The newspaper was reported, by March 1892, to have "absorbed" a competing newspaper in the city known as The Register. (Note: No sourcing on The Register, believed to be located in Chehalis or perhaps the nearby area, has been found.) The Chehalis Nugget was noted in July 1895 to most likely be the first "country weekly" newspaper in the state to use a typesetting machine.

===Publication ceases===
Colonel Robertson sold the Nugget to Dan Bush of the Chehalis Bee on November 1, 1898. The sale combined the two competing newspapers into the Chehalis Bee-Nugget. The transaction was officially completed on November 28, 1898 for a price of $2,400, , which included all Nugget holdings and machinery.

The city's other newspaper, The People's Advocate, theorized that Robertson's reasons to sell the Nugget was that he had tired of the financial and political pendulum of "starvation and damnation" in the competitive newspaper market. The Advocate considered the "demise" of the Nugget as "natural" and the paper's "day was done" and it had "run its course". (Note: The People's Advocate's criticism of the management of the Chehalis Nugget after its announced merger was pointed, referring to ownership as "freaks" and hoping that the Nugget's "ashes scatter to the four winds". A column of criticism in a following Advocate edition, containing editorials from the Centralia Chronicle and Centralia News, continued to mock the end of the Nugget, stating that no "regrets will be noted" and the paper was of "no influence". Harsh words were used to describe Colonel Robertson, referring to him as "unprincipled" and his attempts in opinion and political leanings, a "failure".)

==Recognition and criticism==
In 1883, the Waitsburg Times wrote that the Chehalis Nugget should "take the cake" on its "originality, prolixity and verbrasity", highlighting a published travel story about a trip to the "San Wan Islands" where the beauty of the land and its people were written in verbose terms for the "benefit of the nimrods of Baw Faw". (Note: The use of the term, nimrod, in this case is more likely to be a compliment of sorts, pre-dating the pejorative meaning of the word from the mid-20th century.) The paper was accused in 1887 by the Washington Standard of having the "ex-officio privilege" of choosing the nominees of the Democratic party in Washington.

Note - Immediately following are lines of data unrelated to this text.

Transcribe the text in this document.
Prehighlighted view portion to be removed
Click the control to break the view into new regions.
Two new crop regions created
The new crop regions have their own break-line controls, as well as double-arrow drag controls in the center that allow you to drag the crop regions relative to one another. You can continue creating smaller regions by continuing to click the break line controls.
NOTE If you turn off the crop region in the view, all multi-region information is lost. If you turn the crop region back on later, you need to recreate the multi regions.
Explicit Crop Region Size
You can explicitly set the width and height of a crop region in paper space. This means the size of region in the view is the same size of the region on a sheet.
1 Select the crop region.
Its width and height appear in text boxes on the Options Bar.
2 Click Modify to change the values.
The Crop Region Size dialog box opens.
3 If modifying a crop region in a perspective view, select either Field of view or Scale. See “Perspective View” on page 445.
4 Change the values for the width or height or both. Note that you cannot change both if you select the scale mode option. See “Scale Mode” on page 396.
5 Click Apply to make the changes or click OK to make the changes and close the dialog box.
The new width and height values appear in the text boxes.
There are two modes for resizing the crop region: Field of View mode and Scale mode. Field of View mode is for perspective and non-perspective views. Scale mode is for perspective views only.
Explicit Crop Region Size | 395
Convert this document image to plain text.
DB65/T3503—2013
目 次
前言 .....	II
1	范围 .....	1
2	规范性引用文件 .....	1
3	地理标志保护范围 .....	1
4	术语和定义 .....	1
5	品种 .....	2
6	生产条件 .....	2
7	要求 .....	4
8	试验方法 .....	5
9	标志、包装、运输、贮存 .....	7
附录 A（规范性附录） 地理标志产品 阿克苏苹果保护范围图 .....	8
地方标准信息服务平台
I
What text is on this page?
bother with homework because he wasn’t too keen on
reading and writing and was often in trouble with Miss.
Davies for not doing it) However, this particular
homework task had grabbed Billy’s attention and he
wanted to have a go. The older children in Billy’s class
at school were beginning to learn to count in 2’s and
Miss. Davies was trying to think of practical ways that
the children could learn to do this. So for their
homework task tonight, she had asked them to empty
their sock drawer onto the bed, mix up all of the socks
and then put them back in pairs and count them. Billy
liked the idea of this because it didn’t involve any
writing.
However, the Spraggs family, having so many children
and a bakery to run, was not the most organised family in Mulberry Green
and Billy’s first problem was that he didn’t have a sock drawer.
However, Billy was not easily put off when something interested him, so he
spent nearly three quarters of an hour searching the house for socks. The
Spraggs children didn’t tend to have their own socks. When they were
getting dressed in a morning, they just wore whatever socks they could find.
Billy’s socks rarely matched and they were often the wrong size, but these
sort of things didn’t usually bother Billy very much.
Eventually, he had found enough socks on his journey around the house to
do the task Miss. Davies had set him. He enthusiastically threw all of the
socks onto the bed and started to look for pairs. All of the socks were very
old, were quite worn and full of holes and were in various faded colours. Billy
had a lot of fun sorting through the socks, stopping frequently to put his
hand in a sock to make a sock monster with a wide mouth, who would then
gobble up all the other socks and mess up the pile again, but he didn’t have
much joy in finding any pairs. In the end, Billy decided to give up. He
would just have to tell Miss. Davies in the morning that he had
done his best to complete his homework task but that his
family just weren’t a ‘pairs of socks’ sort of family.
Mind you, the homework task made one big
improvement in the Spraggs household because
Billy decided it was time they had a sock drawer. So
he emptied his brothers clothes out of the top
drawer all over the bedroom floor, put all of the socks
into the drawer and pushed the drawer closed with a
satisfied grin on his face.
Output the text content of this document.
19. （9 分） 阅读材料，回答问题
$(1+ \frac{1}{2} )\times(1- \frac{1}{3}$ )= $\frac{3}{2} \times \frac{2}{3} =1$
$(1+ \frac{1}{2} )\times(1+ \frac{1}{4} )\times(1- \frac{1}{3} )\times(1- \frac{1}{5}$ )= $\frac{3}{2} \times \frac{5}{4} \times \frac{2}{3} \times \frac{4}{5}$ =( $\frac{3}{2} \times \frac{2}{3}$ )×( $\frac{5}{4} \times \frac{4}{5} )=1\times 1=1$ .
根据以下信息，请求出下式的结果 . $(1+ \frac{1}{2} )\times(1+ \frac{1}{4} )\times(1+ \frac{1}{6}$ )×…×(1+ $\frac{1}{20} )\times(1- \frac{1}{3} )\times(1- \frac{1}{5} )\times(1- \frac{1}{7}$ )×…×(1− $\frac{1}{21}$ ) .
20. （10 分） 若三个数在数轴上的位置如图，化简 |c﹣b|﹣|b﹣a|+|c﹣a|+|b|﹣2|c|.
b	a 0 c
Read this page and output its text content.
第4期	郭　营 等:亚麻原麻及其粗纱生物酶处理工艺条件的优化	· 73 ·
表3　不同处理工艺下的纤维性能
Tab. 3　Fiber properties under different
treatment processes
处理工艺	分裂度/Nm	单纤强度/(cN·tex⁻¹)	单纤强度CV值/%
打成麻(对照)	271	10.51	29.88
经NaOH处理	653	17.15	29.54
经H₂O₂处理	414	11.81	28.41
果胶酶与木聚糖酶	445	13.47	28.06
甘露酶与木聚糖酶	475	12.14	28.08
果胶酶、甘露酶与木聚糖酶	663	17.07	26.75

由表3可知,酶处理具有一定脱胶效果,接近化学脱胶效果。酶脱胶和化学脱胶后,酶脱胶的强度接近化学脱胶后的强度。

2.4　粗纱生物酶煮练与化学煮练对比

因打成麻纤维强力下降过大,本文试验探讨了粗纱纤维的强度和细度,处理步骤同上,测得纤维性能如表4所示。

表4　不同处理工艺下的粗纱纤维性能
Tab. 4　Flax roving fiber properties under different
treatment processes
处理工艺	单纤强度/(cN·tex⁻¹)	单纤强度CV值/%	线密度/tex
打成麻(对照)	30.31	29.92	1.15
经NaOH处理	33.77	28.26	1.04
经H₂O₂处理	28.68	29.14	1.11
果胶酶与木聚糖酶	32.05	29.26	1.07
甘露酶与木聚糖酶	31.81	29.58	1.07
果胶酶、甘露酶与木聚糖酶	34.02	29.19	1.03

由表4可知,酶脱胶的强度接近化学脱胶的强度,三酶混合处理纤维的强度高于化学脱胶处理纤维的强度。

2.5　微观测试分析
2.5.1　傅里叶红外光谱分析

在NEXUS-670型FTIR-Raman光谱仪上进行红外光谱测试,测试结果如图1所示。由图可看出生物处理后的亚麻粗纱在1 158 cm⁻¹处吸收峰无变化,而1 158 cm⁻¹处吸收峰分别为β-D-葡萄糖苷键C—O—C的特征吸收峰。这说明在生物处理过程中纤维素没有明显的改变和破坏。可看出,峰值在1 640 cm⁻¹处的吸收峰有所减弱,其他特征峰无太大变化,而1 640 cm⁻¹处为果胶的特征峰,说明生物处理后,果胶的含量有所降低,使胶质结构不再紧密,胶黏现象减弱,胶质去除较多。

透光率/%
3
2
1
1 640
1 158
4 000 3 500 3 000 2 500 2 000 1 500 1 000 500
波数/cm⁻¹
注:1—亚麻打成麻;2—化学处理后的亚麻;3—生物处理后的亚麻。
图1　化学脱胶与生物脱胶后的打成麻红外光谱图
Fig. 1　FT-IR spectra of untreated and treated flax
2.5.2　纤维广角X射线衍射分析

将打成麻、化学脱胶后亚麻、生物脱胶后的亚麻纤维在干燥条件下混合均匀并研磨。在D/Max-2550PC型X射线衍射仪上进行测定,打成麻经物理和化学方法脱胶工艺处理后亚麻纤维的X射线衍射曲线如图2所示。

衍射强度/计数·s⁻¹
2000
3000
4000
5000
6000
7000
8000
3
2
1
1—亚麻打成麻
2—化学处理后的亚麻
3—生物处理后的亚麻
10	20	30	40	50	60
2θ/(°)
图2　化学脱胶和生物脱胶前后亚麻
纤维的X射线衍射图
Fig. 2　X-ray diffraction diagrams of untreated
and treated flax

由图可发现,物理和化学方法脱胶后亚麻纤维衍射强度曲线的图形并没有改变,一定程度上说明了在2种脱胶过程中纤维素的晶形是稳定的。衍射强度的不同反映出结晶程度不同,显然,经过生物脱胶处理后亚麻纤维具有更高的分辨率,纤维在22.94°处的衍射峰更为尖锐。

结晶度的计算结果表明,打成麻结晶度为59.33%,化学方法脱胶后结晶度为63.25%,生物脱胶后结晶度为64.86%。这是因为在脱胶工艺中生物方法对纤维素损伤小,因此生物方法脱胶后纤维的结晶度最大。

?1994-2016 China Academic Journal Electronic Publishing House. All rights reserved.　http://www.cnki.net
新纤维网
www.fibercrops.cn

The accusation was based on the Nugget's editors allegedly having access to postal cards delivered to the Chehalis post office.

The editors of the first issue of The People's Advocate referred to the Nugget as being led by "hackneyed sarcasm" and wished the newspaper "condolences" as Nugget readers were believed to become subscribers of the Advocate. By 1895, the Nugget was noted by the Seattle Post-Intelligencer to be "one of the most readable papers" in Washington state. The following year in July, the Salt Lake Tribune considered the Nugget to be a "wretched little newspaper" and questioned when the writing staff left the "reservation". Referring to the writers as "salmon-eating, lobster-catching, crab-advancing, clam-eaters", the commentary was due to the Nugget's contrary viewpoint against the state of Utah wanting silver to be used in United States coinage. The Washington Standard referred to the Nugget in August 1896 as a "blatant goldbug" and "without honor" for denouncing a political attempt to thwart the gold standard by a political nominee in Pierce County.

The Pe Ell Examiner wrote in December 1898, after the end of the Nugget's publication, that the Chehalis Bee would be "handicapped by an honor" by hyphenating the Nugget to its name. Robertson was considered more than any other journalist in the state to be "independent...consciencious[sic]...indefatigable" in doing what was correct.